Marie war etwas perplex: „Ich bin nicht wie du … Woher willst du ...” „Na, ein kleiner Sonnenschein bist du ja nicht gerade. Und die Menschen, die dich hier mit offenen Armen empfangen haben, auf sie bist du auch nicht unbedingt zugegangen. Streunst auch lieber alleine hier herum und machst dein Ding. So verschieden sind wir gar nicht. Und außerdem … wir haben beide einen guten Freund verloren, denn den Riesenhecht gibt es nicht mehr.

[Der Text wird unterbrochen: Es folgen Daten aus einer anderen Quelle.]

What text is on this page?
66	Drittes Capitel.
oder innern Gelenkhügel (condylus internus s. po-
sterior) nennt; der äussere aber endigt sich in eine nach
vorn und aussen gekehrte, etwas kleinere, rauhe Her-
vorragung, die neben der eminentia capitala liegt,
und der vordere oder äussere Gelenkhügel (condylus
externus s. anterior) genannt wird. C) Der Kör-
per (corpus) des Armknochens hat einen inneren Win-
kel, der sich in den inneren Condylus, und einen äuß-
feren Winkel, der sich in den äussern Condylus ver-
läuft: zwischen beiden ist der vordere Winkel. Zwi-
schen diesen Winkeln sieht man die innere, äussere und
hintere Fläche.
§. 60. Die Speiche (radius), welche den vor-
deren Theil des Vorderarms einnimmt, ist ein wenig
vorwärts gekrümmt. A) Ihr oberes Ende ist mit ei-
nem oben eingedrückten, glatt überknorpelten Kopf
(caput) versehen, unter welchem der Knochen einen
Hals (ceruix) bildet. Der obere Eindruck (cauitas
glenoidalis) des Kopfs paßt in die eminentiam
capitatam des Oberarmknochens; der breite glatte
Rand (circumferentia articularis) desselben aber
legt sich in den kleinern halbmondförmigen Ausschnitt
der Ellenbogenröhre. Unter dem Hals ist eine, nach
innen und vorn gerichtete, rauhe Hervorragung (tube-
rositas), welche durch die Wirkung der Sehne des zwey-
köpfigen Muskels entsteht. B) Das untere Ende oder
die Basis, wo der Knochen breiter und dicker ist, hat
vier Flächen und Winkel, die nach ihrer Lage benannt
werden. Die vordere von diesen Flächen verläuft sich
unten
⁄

Schon lange nicht mehr. Er ist tot. Und nicht etwa, weil ich ihn gefangen und verspeist habe, wie ich es einst vor hatte. Ich hab ihn eines Tages einfach so mit dem Bauch nach oben hier am Ufer treibend gefunden.” Traurigkeit huschte über Habgiers Gesicht. Er sagte nichts mehr und auch Maries Worte blieben aus. Dafür spürte sie, wie wieder eine Träne über ihre Wange nach unten kroch. Was, wenn der Fischer tatsächlich Recht hatte? „Meine Güte“, dachte sie, „so einsam und verbittert will ich garantiert nicht enden. Und die Welt um mich ständig zu verachten und wegzustoßen, nein, das soll nicht mein Leben sein. Das bin nicht ich.” Und sie beschloss, Wolfsgruben wieder eine Chance zu geben. Sie stand auf, ging langsam zum Fischer und legte vorsichtig ihre Hand auf seine Schulter. „Es tut mir sehr leid, dass du deinen Freund verloren hast”, flüsterte sie. Dann machte sie kehrt und machte sich auf den Weg nach Hause. Als Marie sich noch einmal umdrehte, war das Plätzchen mit dem großen, glatten Stein leer – und der alte Fischer nirgendwo mehr zu sehen. Hatte sie sich das Gespräch von eben nur eingebildet? Etwas verwirrt, aber um eine wichtige Selbsterkenntnis reicher, ging Marie nach Hause. Ja – endlich ging sie wirklich nach Hause.